【オピニオン】日本で強まる危機意識

【オピニオン】日本で強まる危機意識

 しかし、日本人は転換点に近づいていることを感じ取っている。このフレーズはもちろん使い古されている。しかし、筆者が1週間、日本の政治家、経済人、学者、一般市民らと話して分かったことは、現在日本社会には強い不安感が渦巻いていることだ。なるほど、多くの人たちは観念して、一部の学者がいうところの「ミドル・パワー」の地位を受け入れているようだ。しかし、指導的な役割を持つ者の大半は、日本はこれまでと同じ道筋をたどれば、重大なリスクに直面すると認識している。

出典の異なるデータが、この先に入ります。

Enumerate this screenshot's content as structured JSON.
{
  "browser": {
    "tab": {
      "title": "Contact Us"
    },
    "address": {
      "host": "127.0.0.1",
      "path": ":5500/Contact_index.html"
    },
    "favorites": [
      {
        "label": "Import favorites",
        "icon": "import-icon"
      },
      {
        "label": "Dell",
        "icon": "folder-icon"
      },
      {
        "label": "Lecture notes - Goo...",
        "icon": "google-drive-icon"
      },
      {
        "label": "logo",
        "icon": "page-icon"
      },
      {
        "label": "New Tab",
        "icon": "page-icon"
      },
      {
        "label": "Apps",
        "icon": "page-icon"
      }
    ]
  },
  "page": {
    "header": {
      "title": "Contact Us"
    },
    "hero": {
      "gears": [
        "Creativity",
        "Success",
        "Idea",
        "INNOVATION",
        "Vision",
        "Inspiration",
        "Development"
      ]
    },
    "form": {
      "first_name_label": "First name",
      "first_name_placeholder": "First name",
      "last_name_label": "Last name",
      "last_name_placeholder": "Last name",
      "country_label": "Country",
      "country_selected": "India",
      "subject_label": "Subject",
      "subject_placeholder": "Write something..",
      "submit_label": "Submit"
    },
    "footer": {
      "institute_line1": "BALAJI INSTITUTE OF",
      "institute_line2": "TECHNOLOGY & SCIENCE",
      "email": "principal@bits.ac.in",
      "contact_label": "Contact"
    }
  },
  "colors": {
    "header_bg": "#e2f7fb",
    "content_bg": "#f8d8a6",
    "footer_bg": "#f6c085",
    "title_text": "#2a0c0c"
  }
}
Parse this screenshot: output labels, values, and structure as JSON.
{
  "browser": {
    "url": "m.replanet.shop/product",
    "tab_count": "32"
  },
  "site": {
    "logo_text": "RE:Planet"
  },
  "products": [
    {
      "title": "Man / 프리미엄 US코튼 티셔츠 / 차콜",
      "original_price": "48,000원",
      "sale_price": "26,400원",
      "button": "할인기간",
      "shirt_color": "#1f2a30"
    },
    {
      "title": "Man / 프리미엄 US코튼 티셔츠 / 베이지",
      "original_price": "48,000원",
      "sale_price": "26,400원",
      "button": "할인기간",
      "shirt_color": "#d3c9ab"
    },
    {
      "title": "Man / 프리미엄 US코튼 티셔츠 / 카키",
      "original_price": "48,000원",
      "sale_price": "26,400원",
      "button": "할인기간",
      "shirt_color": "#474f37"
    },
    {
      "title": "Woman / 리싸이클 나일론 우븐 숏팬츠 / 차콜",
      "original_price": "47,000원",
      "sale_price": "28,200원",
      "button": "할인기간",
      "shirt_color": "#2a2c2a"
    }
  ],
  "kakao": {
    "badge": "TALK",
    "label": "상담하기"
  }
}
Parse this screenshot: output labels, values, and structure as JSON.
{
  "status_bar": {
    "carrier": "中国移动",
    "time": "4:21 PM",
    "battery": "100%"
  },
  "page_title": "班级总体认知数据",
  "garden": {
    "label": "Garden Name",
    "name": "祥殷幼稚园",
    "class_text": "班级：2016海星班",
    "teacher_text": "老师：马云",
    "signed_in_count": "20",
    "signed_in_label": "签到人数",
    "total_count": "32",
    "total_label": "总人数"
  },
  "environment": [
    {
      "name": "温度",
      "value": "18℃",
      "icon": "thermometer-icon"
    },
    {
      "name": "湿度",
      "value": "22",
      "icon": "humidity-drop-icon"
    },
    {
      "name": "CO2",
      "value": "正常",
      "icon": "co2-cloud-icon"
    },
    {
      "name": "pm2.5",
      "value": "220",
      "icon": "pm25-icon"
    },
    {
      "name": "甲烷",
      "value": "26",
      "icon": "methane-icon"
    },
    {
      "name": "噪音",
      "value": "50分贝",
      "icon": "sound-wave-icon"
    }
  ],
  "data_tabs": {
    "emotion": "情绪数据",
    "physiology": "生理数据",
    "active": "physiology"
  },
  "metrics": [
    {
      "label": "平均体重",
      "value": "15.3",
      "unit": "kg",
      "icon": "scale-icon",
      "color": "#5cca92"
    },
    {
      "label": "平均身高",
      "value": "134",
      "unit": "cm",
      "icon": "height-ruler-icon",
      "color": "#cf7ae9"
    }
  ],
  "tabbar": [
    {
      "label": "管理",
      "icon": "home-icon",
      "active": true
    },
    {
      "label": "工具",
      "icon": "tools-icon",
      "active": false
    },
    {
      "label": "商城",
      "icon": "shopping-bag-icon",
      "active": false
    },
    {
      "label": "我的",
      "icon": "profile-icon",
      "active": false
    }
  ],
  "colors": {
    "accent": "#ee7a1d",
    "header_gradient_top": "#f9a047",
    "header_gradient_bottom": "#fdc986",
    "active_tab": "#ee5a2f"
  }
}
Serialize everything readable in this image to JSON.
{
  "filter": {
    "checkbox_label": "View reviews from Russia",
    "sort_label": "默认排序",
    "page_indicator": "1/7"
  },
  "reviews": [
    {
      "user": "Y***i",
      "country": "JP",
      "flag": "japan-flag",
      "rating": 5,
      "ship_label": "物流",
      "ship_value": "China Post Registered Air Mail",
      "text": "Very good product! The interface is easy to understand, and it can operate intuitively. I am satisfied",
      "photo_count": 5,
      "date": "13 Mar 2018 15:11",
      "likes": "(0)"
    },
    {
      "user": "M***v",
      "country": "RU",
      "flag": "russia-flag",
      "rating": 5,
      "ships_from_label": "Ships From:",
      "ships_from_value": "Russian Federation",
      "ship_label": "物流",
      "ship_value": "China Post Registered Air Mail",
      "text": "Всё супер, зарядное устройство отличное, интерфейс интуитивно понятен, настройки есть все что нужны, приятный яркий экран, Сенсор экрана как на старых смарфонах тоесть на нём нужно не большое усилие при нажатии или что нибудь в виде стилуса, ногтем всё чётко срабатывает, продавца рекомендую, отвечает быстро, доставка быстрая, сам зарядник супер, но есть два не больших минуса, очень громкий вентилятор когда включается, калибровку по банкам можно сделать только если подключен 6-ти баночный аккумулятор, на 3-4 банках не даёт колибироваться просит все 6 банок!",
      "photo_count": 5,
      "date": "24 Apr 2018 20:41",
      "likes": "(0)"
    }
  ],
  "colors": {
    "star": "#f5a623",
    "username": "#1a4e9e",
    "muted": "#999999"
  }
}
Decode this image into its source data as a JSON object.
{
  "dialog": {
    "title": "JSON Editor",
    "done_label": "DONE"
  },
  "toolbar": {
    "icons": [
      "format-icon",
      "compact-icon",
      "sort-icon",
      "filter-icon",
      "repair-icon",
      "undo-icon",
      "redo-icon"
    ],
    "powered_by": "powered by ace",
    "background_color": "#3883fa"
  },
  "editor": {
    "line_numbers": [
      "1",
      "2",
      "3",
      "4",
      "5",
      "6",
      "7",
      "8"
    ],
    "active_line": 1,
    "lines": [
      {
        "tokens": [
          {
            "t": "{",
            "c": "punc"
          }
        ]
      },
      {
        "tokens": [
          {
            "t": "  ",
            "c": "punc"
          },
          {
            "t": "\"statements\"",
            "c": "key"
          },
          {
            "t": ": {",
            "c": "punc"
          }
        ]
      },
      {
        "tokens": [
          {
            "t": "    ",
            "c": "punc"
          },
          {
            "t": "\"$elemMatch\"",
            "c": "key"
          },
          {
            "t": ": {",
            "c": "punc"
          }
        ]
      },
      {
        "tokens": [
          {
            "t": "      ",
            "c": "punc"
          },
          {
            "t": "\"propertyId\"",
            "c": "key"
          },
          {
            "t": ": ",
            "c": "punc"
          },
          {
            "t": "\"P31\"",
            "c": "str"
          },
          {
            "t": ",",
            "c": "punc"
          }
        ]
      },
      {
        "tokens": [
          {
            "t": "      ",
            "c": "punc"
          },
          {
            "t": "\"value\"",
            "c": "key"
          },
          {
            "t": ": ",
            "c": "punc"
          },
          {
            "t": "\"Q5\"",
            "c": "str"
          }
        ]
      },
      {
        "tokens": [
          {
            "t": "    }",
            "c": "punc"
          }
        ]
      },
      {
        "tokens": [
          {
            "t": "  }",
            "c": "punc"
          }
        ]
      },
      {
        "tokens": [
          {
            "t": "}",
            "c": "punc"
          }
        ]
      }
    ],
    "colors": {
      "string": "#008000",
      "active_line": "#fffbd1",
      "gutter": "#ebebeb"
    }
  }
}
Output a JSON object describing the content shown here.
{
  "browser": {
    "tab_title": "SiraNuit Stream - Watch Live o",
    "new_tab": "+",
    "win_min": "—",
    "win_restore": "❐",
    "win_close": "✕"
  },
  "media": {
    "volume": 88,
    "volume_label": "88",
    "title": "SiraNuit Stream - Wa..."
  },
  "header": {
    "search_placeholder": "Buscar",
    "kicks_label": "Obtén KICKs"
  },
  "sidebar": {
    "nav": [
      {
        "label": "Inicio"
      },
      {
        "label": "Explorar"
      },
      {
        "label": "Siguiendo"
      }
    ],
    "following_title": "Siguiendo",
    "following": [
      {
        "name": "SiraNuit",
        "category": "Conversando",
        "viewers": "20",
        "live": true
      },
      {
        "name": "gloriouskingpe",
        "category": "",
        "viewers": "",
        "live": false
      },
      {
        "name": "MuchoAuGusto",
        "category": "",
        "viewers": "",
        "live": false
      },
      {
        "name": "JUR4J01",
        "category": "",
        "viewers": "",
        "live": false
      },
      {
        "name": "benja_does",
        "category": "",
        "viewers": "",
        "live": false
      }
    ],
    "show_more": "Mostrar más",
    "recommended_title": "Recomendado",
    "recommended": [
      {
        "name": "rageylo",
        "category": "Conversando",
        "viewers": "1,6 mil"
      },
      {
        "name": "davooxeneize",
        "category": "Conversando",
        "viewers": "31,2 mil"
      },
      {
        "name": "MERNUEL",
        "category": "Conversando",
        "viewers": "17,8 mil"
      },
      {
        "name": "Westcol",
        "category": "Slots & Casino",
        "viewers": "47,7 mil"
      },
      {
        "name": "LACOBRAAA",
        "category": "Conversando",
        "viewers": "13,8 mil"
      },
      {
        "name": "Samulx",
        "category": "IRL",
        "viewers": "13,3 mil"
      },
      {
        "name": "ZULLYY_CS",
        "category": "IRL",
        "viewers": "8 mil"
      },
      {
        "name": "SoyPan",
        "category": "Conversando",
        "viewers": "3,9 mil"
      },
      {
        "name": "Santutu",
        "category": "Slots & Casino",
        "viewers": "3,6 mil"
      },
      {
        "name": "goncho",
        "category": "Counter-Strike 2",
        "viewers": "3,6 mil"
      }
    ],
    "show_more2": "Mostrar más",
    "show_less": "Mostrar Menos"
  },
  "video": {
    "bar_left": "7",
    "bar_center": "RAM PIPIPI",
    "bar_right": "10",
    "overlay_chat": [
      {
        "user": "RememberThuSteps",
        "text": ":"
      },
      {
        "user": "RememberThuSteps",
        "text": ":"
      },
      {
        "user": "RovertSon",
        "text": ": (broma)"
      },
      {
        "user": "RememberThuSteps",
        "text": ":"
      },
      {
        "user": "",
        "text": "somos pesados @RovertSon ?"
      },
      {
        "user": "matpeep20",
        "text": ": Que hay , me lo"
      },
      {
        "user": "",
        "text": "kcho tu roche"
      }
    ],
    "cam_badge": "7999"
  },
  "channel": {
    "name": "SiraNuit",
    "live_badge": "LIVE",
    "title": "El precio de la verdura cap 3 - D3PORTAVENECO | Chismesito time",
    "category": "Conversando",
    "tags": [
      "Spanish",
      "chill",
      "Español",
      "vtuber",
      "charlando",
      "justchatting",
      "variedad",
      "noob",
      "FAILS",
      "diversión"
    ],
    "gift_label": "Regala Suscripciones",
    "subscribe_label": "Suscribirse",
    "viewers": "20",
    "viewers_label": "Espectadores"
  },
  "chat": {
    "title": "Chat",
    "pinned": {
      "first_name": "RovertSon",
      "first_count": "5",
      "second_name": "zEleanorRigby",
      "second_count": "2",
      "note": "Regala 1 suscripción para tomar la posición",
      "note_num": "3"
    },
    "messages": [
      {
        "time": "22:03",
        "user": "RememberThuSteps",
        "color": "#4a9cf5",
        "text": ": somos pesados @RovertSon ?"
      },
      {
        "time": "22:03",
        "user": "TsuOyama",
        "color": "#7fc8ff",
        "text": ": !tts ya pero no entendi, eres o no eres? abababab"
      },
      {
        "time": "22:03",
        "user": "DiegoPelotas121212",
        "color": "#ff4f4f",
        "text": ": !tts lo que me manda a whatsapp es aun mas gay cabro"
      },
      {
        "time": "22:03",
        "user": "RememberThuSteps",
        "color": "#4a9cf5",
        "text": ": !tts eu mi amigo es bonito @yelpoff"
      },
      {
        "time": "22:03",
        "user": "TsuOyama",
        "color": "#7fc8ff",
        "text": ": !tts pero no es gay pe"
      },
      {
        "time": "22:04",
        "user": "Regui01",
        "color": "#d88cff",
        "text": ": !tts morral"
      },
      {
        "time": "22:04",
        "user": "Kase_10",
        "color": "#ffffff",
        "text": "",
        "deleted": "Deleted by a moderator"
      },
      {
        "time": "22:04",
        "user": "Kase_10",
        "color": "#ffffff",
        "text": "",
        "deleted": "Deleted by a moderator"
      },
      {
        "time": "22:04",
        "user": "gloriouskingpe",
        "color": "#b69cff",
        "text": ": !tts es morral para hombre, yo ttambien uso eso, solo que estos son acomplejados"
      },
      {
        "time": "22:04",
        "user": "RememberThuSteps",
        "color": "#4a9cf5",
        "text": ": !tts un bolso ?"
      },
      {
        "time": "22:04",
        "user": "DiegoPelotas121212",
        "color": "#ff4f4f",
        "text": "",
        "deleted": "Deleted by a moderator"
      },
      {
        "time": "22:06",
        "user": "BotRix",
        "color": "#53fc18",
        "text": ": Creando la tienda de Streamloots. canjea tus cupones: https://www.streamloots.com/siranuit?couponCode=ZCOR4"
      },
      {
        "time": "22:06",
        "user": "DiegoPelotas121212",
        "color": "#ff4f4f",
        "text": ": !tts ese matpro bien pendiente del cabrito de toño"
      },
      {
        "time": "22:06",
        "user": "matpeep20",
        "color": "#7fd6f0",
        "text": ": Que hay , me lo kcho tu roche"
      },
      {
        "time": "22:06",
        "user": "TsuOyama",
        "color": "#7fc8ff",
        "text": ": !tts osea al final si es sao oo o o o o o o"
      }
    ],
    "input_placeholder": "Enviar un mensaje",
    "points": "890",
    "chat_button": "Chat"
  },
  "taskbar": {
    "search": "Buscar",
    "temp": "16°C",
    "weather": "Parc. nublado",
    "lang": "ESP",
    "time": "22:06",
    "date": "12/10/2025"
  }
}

 特に企業幹部は政治的混迷が続き、人口減少や内向きの若者が増える危険性を理解している。現在の流れを変えるため何かする必要性は、筆者が話したほとんどの人が認識している。ただ、日本の本能的な保守主義によって事態が最悪な状態になることが食い止められている。

 これが日本社会を全体的に安定させており、短期的にはよいことであるかもしれない。しかし長期的には、この種の運命論と保守主義は、問題を解決するという民主主義の能力への大衆の信頼を損なう結果に終わってしまう可能性がある。この国の障害が、日本特有の民主主義形態の特性であるかもしれないとしてもだ。このような政治的麻痺により、日本は過去に政治・社会制度の大幅な変化を経験した。このことは全員が警戒すべきだ。

 日本には余裕があり、街頭に出て体制変革を求めるデモを行う必要はない。しかし、さらにもう一世代、景気低迷が続き、日本固有の民主主義が続けば、カイロでの騒乱よりも対立的ではないにしても、試練に立たされることになる。